Ziel der Sanktionen sei «Abschreckung und Verteidigung» angesichts der «anhaltenden bösartigen Aktivitäten von Russland, seinen Vertretern und seinen Geheimdiensten», erklärte US-Finanzminister Steven Mnuchin. Die USA würden in diesem Bereich weiter mit ihren internationalen Verbündeten und Partnern zusammenarbeiten.

Verbotene Geschäfte mit Oleg Deripaska

Ein anderer früherer GRU-Mitarbeiter werde wegen Geschäften für den russischen Oligarchen Oleg Deripaska mit Sanktionen belegt, teilte das Ministerium mit. Gegen Deripaska hatte die US-Regierung bereits vor Monaten Strafmassnahmen verhängt. Er ist Präsident des russischen Konzerns En+ und Gründer des russischen Aluminiumkonzerns Rusal.

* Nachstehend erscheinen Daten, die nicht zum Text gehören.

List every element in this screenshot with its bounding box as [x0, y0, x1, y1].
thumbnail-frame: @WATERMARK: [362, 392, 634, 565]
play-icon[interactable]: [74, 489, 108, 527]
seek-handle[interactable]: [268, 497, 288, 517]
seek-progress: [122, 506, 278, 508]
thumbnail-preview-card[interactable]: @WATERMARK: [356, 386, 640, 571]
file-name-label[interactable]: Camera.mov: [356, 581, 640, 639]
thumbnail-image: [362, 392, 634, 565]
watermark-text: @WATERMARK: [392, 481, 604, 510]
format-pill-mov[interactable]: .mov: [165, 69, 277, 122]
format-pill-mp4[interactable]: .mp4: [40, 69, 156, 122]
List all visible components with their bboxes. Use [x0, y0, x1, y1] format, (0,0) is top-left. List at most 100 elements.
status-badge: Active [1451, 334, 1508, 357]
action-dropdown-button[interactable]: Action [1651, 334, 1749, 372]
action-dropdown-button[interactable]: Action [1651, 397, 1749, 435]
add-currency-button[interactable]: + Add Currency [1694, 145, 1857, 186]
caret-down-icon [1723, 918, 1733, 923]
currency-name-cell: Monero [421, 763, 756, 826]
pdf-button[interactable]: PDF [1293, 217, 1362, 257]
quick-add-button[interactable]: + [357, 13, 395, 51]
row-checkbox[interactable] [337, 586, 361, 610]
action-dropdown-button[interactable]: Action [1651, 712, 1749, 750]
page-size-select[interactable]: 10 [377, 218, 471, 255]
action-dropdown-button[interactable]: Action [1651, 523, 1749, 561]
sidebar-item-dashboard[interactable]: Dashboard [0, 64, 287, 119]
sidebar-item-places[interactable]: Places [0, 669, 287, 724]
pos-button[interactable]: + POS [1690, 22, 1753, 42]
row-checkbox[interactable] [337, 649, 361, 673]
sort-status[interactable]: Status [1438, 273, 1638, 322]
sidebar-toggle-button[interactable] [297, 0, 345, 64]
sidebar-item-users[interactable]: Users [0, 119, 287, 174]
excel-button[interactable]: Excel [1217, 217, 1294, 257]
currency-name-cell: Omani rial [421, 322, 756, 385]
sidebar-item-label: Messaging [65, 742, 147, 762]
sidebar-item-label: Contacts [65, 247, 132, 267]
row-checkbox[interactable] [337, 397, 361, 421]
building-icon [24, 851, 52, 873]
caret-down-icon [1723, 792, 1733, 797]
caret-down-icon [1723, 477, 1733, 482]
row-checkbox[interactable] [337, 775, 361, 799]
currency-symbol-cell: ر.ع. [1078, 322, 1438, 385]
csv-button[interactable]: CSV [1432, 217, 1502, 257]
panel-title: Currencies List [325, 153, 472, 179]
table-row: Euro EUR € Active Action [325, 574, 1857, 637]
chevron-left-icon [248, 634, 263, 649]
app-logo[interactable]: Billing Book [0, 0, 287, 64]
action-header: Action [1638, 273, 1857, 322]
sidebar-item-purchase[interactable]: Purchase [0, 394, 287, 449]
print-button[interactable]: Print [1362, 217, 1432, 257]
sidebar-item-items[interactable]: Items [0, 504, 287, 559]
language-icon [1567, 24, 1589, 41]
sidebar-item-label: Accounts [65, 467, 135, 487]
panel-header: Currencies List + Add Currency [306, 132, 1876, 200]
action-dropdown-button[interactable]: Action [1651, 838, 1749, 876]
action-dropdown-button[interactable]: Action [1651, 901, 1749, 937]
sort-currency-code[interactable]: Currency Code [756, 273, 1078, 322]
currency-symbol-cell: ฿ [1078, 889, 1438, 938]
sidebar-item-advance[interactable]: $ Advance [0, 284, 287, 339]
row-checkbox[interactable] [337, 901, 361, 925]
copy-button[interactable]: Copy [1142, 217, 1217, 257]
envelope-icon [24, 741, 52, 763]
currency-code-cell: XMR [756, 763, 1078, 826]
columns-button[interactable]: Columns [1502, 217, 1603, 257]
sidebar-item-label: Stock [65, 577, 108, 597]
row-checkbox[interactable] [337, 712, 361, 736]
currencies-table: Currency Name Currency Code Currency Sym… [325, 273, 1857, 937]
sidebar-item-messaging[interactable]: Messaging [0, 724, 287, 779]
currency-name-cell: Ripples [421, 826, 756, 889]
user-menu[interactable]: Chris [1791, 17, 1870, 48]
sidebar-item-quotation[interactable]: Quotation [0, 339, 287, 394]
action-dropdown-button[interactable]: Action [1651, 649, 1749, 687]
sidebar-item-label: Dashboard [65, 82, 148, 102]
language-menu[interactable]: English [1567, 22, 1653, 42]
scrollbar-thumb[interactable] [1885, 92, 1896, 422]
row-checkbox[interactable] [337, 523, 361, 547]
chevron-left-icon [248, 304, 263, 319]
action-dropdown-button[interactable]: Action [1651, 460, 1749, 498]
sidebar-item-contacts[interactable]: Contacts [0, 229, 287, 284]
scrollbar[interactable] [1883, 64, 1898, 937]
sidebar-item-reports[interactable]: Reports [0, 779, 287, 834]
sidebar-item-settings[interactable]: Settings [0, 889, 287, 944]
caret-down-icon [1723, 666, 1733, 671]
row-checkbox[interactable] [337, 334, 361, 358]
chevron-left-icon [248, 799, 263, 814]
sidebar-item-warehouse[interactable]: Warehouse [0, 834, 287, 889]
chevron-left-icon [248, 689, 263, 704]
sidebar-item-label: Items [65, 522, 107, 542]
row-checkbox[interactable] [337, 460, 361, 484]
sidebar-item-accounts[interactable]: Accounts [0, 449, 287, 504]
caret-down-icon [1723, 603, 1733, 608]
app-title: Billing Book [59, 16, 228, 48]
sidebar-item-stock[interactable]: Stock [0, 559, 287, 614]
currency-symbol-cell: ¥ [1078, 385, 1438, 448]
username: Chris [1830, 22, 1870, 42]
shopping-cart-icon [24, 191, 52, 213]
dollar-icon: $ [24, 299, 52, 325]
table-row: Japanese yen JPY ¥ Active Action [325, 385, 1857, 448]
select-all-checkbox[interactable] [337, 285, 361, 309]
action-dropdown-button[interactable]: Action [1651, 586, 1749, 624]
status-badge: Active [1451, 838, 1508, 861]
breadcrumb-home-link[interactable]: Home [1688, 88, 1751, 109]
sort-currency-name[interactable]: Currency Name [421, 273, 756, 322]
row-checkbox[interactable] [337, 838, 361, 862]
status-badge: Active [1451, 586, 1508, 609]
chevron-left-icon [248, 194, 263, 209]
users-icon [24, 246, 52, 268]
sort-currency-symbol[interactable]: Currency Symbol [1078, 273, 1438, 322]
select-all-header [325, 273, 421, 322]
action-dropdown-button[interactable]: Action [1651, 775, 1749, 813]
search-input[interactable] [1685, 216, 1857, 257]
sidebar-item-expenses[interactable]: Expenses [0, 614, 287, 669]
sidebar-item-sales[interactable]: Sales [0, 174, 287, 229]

Die Sanktionen gegen die beiden Konzerne - und eine weitere Firma aus der Gruppe von En+ - will die US-Regierung dagegen in 30 Tagen aufheben. Darüber habe man den US-Kongress informiert, erklärte das Finanzministerium. Die Konzerne hätten nötige Umstrukturierungen vorgenommen und den Einfluss Deripaskas minimiert. Deripaska hatte unter anderem seinen Posten im Verwaltungsrat von Rusal aufgegeben.

Bislang haben die Amerikaner nach eigenen Angaben Sanktionen gegen mehr als 270 Personen und Firmen mit Russland-Bezug verhängt.